OpenStack on OpenStack, or TripleO

Welcome to our TripleO incubator! TripleO is our pithy term for OpenStack deployed on and with OpenStack. This repository is our staging area, where we incubate new ideas and new tools which get us closer to our goal.

As an incubation area, we move tools to permanent homes in https://github.com/stackforge once they have proved that they do need to exist. Other times we will propose the tool for inclusion in an existing project (such as nova or glance).

What is TripleO?

TripleO is an endeavour to drive down the effort required to deploy an OpenStack cloud, increase the reliabilty of deployments and configuration changes - and hopefully consolidate the disparate operations projects around OpenStack.

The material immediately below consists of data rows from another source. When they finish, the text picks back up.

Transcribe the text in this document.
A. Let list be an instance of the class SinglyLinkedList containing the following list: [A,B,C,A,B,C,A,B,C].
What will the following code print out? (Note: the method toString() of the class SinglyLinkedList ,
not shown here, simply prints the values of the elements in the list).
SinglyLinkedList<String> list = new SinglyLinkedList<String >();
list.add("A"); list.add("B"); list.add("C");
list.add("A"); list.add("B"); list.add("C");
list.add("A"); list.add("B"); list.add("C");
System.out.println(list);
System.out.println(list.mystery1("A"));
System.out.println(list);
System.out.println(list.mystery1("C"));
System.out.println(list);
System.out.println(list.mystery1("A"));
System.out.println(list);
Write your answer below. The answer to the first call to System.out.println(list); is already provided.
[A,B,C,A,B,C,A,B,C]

TripleO is the use of a self hosted OpenStack infrastructure - that is OpenStack bare metal (nova and cinder) + Heat + diskimage-builder + in-image orchestration such as Chef or Puppet - to install, maintain and upgrade itself.

This is combined with Continuous Integration / Continuous Deployment (CICD) of the environment to reduce the opportunity for failures to sneak into production.

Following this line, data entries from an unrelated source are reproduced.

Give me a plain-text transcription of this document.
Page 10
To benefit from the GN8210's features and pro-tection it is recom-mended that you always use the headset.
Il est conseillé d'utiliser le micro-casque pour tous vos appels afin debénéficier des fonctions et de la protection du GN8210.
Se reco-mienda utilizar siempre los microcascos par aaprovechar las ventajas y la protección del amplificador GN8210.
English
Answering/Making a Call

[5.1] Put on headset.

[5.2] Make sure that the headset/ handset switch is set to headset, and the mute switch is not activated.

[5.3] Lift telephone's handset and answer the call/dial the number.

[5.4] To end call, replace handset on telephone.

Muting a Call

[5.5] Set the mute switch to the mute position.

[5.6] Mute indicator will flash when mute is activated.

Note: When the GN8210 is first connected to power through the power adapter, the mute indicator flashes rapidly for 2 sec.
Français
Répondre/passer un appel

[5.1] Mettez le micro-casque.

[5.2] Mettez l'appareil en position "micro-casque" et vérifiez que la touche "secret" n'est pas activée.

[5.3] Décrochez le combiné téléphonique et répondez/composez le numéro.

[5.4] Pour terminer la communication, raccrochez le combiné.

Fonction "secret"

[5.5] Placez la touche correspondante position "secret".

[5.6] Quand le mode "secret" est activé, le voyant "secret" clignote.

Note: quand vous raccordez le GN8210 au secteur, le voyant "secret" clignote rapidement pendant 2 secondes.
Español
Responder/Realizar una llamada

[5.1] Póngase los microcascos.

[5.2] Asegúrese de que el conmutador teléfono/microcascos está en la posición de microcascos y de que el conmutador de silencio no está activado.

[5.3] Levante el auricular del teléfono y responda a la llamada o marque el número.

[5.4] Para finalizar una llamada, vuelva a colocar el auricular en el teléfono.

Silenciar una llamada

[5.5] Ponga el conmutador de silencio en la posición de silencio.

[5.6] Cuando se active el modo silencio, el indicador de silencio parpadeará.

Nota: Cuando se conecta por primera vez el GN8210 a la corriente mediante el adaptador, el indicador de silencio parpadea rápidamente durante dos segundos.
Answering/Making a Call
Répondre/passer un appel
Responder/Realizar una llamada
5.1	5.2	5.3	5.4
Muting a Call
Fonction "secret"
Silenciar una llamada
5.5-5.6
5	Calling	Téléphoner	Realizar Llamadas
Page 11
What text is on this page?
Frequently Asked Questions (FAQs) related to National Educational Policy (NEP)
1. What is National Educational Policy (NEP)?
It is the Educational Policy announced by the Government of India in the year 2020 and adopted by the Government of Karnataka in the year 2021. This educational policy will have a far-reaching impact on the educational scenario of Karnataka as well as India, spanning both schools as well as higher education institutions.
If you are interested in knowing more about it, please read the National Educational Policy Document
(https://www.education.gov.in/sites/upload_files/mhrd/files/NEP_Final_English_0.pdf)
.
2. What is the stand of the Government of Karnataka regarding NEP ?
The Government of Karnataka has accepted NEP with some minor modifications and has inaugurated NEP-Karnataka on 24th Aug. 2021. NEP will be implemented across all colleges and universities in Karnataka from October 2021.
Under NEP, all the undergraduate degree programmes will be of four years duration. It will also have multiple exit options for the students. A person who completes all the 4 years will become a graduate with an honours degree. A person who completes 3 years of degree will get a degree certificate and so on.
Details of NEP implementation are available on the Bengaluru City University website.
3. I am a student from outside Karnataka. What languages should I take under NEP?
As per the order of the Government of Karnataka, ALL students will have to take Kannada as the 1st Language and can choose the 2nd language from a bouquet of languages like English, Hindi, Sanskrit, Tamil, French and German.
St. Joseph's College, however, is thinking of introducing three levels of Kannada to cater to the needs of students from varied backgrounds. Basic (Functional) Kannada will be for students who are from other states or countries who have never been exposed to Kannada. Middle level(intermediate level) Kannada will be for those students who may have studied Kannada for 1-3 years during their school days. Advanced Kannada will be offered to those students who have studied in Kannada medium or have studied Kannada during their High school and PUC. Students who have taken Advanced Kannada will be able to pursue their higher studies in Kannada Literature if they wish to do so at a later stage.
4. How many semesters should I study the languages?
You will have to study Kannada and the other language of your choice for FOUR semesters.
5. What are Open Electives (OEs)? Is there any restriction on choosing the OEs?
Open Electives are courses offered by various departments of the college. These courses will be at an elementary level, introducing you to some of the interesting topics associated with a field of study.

Finally end user services such as Openstack compute virtual machine hosts, or Hadoop are deployed as tenants of the self hosted bare metal cloud. These can be deployed using any orchestration layer desired. In the specific case of deploying an OpenStack virtual compute cloud, the Heat orchestration rules used to deploy the bare metal cloud can be used.

Benefits

Driving the cost of operations down, increasing reliability of deployments and consolidating on a single API for deploying machine images, to get great flexibility in hardware use and more skill reuse between administration of different layers.

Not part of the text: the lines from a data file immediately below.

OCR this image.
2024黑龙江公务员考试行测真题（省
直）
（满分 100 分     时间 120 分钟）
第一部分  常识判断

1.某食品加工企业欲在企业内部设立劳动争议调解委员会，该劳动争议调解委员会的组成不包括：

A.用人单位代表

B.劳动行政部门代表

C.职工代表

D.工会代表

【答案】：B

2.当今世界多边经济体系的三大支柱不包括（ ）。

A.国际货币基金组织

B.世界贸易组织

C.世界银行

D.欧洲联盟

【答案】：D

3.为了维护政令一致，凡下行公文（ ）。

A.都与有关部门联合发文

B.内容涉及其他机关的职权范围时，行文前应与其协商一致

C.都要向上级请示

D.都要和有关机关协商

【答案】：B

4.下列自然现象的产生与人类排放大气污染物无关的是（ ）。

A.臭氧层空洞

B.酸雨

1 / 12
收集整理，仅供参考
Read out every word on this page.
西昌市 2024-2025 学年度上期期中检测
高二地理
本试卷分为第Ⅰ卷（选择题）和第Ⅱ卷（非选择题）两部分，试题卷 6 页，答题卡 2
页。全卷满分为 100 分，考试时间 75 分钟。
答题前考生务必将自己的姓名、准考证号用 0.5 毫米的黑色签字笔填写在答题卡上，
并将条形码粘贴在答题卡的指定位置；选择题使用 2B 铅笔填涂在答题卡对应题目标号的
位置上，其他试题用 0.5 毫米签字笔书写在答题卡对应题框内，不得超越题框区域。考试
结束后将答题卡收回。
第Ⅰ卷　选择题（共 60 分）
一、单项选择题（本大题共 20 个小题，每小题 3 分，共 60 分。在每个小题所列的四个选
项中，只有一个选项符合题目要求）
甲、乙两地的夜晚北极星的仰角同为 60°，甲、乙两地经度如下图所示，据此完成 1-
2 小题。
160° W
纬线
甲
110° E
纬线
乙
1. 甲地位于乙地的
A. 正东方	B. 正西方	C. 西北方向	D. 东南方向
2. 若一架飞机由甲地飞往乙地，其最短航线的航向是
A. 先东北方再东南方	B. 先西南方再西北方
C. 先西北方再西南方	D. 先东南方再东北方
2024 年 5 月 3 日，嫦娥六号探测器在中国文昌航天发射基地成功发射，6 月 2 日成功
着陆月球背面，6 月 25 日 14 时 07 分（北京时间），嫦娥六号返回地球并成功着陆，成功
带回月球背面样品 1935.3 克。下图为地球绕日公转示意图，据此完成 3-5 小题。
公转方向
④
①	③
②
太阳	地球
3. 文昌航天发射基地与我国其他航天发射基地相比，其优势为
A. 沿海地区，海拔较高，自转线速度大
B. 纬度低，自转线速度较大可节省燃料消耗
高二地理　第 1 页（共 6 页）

The use of gold images allows one to test precisely what will be running in production in a test environment - either virtual or physical. This provides early detection of many issues. Gold image building also ensures that there is no variation between machines in production - no late discovery of version conflicts, for instance.

Using CI/CD testing in the deployment pipeline gives us:

The ability to deploy something we have tested.
With no variation on things that could invalidate those tests (kernel version, userspace tools OpenStack calls into, ...)
While varying the exact config (to cope with differences in e.g. network topology between staging and production environments).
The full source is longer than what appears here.